Every once in a while, I’d like to know that the people who serve me are glad to see me. It shows you are aware I’m present, and starts a relationship. 

Call-centre employees aren’t off the hook, either. When I call your help desk, let me hear you smile. Your customers will notice.

3. The right to a greeting

“Good morning.” Now, was that so hard? Sure I’m there to do business, but if you want me to come back and do more, treat me like a person. You’ll get to know me. 

You’ll find out all about my preferences, my spending habits, all that stuff your boss paid a mint to capture in databases!

4. The right to your name (and the right to have you use mine)

On the phone, as a customer I like to be reassured that I’ve reached the right person. I don’t need your resume, just your name.

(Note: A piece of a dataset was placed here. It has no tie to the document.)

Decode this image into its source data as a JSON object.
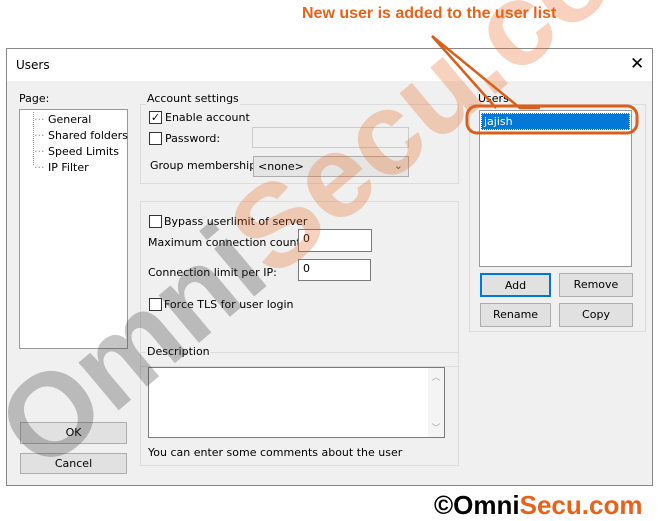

And maybe your company’s name, as in, “Express International, Sam speaking.” If I mis-dialled while trying to reach ‘Chris’ at “National Express”, I’ll know I haven’t reached the person or company I wanted. I can apologize and correct my mistake.

5. The right to be offered help

Now that we’ve met, it would be nice to know that you’re willing to do your share to help me. Say so. Sincerely. “How can I help you?” It’s that easy. It lets me know you are open to hearing about my needs.

You see, we have to move beyond the ‘Golden Rule’. We can no longer afford to “Do unto others the way you would have them do unto you.” It isn’t about YOU. We have to move beyond that to the Platinum Rule of Customer service: “Do unto others the way THEY would like to be done unto.”

6. The right to your undivided attention

The customers in front of you are more important than anything else – your boyfriend, the hockey score, your co-workers, even your boss! They took their time and effort to come to your business. Pay attention to them. They pay your salary. 

For those of you on the phones, I really don’t care that you ‘have to finish another file.’ Do it when we’ve finished our conversation.

7. The right to accuracy

I have the right to believe you can do your job well. If you can’t because of lack of training, tell your boss. If you don’t I will! 

When you give me accurate information, the right change, or the right product, you’ve met my needs. If you can only fulfill part of my request, say so. “I’m sorry, sir, we only have 14 of those left in stock. I’ll order more. It’ll take two days to arrive, and I’ll call you when they’re in.” This simple statement says you’re aware of my need, you care about it, and you’ll do your share to meet it.

8. The right to a product that does what it’s supposed to

It should work. It shouldn’t be broken when I open the package. I recently ordered some printer cartridges on the website of a large, well-known supplier. They arrived and BOTH were missing the same part. Now instead of the ‘convenience of Internet ordering,’ I had to take the products back to the nearest store. How ‘convenient’ was that?

9. The right to a fair price for your product or service

Don’t gouge me. I don’t like it because I can’t afford it. 

You can’t control the price I pay for a product; why should I buy your brand if I can get a comparable product more cheaply elsewhere?

10. The right to thanks for my business

On occasion, I buy office supplies from a well known big Box (UGGH!) store. I’ve never been thanked for my business. Actually, I get the feeling I’m a big nuisance, the way I interrupt sales staff’s private conversations and all. One time, I dropped half a thousand, and instead of thanks, I got grief. 

Rarely do I hear service providers say they are actually glad for my business. I find that odd. YOU have the power to change that.

1 Comment

  1. these are a must or there will be no lasting sale.